AI Mental Health Coach
The AI Mental Health Coach built for Impact Suite was a first-to-market product in the mental health space — a proactive AI coach that reaches out to users rather than waiting for them to engage. Built on a self-hosted LLAMA-3 deployment with a RAG (Retrieval-Augmented Generation) architecture, the system draws on a curated knowledge base of therapeutic frameworks, crisis intervention protocols, and evidence-based mental health content to generate responses that are grounded, contextually appropriate, and clinically informed.

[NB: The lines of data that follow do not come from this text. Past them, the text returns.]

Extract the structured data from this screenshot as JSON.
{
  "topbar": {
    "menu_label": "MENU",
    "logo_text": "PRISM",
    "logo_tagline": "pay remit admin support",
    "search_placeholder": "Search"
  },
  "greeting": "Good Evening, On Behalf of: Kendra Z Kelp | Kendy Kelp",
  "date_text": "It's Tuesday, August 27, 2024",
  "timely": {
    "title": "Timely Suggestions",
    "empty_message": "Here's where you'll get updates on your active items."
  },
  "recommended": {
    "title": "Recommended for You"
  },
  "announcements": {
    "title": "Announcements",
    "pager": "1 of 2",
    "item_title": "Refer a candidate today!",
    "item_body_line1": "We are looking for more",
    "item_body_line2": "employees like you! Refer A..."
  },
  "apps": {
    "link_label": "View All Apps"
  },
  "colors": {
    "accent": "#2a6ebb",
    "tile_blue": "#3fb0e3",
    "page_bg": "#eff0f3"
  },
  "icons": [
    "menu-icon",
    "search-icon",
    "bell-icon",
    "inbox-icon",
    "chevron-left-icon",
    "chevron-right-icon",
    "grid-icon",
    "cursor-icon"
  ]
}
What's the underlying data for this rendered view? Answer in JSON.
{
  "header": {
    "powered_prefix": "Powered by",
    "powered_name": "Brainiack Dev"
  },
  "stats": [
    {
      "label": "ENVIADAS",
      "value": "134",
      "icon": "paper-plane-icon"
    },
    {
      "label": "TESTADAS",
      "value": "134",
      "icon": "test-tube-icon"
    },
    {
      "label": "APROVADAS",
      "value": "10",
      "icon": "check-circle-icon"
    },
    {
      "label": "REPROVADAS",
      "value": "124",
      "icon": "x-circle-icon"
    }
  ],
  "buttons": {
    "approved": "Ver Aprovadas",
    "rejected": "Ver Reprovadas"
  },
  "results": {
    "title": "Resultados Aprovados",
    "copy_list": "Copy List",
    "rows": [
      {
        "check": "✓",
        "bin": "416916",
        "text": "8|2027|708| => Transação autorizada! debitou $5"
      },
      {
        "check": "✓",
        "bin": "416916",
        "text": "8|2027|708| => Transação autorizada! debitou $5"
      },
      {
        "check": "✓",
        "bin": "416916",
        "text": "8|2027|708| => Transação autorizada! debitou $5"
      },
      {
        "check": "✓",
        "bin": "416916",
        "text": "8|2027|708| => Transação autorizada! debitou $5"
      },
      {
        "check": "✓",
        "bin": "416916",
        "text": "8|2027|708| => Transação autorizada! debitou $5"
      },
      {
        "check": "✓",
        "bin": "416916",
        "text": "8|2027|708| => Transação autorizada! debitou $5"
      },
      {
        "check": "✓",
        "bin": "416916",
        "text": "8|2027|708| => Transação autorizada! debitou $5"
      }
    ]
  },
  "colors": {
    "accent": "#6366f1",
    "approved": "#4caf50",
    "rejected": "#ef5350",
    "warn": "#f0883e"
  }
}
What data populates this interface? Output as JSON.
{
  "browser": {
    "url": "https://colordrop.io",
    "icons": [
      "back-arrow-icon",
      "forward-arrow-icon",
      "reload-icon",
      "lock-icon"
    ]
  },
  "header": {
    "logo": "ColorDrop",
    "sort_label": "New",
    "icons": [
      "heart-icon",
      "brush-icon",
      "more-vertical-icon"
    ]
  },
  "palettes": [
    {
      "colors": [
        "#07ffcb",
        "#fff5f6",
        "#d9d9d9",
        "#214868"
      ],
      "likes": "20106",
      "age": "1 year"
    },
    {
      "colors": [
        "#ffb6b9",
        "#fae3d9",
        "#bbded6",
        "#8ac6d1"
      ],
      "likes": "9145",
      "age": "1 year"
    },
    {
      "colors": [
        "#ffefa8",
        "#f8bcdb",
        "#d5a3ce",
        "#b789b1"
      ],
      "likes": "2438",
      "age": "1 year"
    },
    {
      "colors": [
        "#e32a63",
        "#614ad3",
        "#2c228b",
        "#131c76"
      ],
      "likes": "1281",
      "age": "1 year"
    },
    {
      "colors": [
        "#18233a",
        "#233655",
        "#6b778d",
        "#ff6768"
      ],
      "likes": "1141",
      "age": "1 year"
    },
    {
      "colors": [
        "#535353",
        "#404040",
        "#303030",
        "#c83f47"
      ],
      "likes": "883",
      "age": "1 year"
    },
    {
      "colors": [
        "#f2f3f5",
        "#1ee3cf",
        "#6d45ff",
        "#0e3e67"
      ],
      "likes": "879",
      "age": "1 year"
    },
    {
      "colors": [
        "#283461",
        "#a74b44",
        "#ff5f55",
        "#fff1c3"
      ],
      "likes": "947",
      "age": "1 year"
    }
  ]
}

Six-Persona System with Eleven Labs Voice
One of the technical and product innovations was a six-persona coaching system — each persona tuned with a distinct communication style suited to different user states and needs. A user navigating a high-stress moment gets a different coaching tone than a user doing routine check-ins or working through a structured program. Each persona is voiced using Eleven Labs, giving the coach a consistent, natural-sounding audio identity. The combination of adaptive persona selection and high-quality voice synthesis made the interaction feel genuinely conversational rather than scripted.
Self-Hosted Infrastructure and RAG Pipeline
Running LLAMA-3 on self-hosted infrastructure was a deliberate choice — keeping sensitive mental health data off third-party model APIs and maintaining full control over inference behavior. The RAG pipeline, built with LangChain and Python, handles document ingestion, embedding, retrieval, and prompt construction, ensuring that every response is augmented with relevant, vetted content from the knowledge base. This architecture also made it straightforward to update the knowledge base as new clinical guidelines or product-specific content became available, without retraining the base model.